Carbon monoxide poisoning: neurologic aspects

K K Jain MD (Dr. Jain is a consultant in neurology and has no relevant financial relationships to disclose.)
Originally released June 6, 1997; last updated April 5, 2016; expires April 5, 2019

This article includes discussion of carbon monoxide poisoning: neurologic aspects and CO poisoning. The foregoing terms may include synonyms, similar disorders, variations in usage, and abbreviations.

Overview

Carbon monoxide can produce several nonspecific symptoms and can mimic several diseases.
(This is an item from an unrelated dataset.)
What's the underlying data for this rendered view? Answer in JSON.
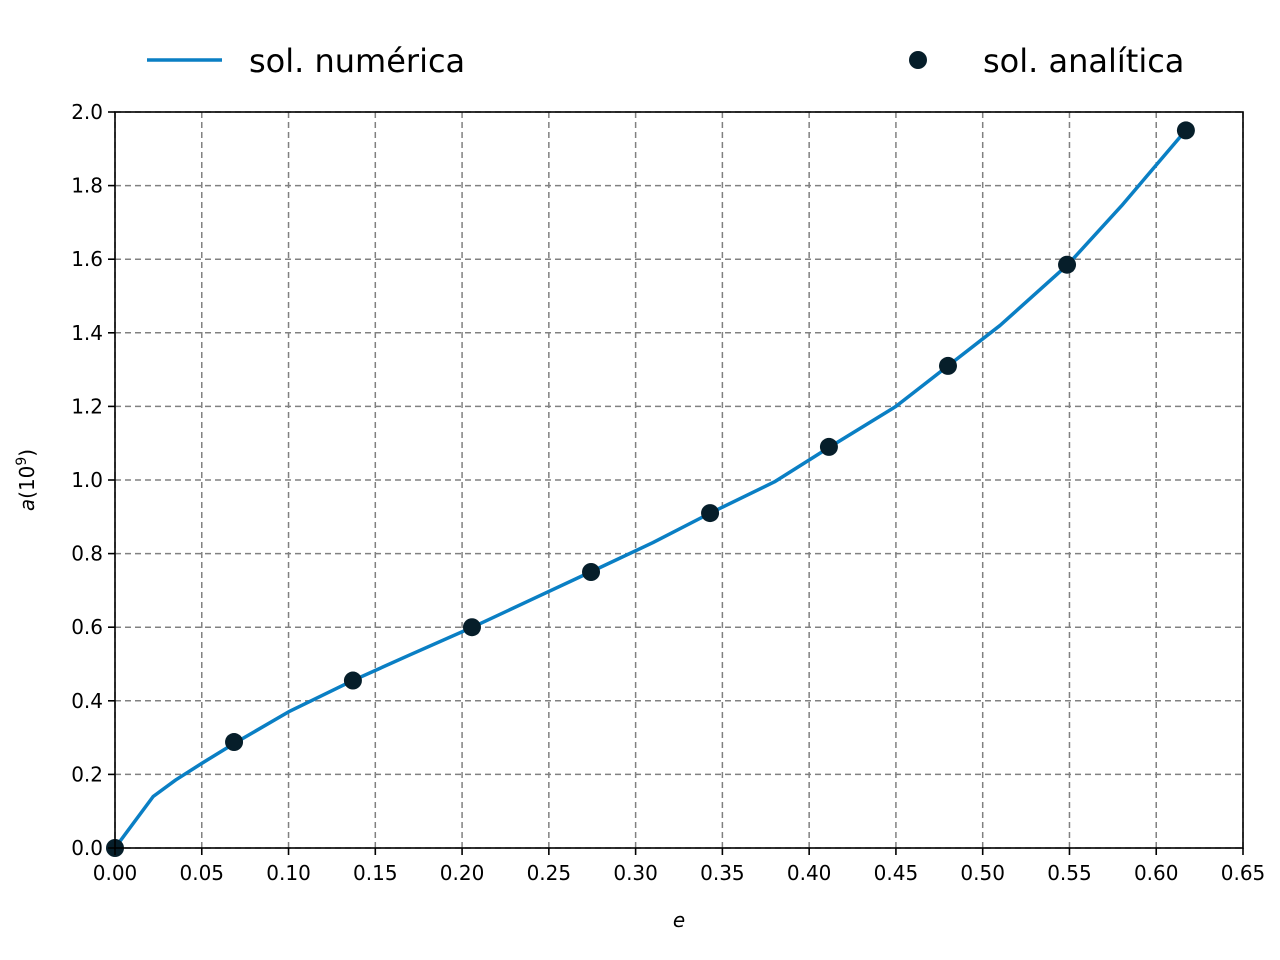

Most of the signs and symptoms are due to hypoxia, which affects mainly the brain. The most significant neurologic and psychiatric manifestations of carbon monoxide poisoning are seen as subacute or late sequelae, often following a period of complete recovery from an acute episode. There is a possible interaction between nitric oxide, a ubiquitous molecule in the human body, and carbon monoxide. Carbon monoxide exposure initiates processes including oxidative stress that triggers activation of N-methyl-D-aspartate neuronal nitric oxide synthase, and these events are necessary for the progression of carbon monoxide–mediated neuropathology. The most important diagnostic test for carbon monoxide poisoning is the direct spectroscopic measurement of carboxyhemoglobin level in the blood. Brain imaging findings frequently correlate with clinical manifestations. Hyperbaric oxygen plays an important role in the management of carbon monoxide poisoning.

Key points

 

• Carbon monoxide poisoning can produce several nonspecific symptoms and can mimic several diseases.

 

• Most of the effects are due to hypoxia.

 

• Neurologic sequelae are significant and may be delayed in onset.

 

• Hyperbaric oxygen plays an important role in management of carbon monoxide poisoning.

Historical note and terminology

Human beings have been exposed to carbon monoxide ever since they first made fire inside sheltered caves. In 300 BC, Aristotle stated that, "coal fumes lead to heavy head and death." Obviously, this was a reference to carbon monoxide poisoning. In 1857 Claude Bernard showed that carbon monoxide produces hypoxia by reversible combination with hemoglobin (Bernard 1857), and in 1865 Klebs described clinical and pathologic findings in rats exposed to carbon monoxide (Klebs 1865). The classic bilateral lesions of the globus pallidus and diffuse subcortical demyelination were described and correlated with psychic akinesia by Pineas (Pineas 1924) and with parkinsonism by Grinker (Grinker 1925).

In 1895 Haldane showed that rats survived carbon monoxide poisoning when placed in oxygen at a pressure of 2 ATA (Haldane 1895). The effectiveness of hyperbaric oxygen in experimental carbon monoxide poisoning in dogs and guinea pigs was demonstrated in 1942 (End and Long 1942). In 1960 hyperbaric oxygen was first used successfully in treating human cases (Smith and Sharp 1960).

Carbon monoxide is produced in small amounts endogenously during the catabolism of heme, resulting in the coproduction of biliverdin and iron. Carbon monoxide is considered to be a signaling molecule because it shares some chemical and biological properties with nitric oxide. Carbon monoxide is a mediator in the autonomic nervous system. Inhalation of subtoxic concentrations of carbon monoxide may have a cytoprotective effect, which is being investigated currently. Actions of carbon monoxide in the nervous system, thus, range from the physiological to the pathological.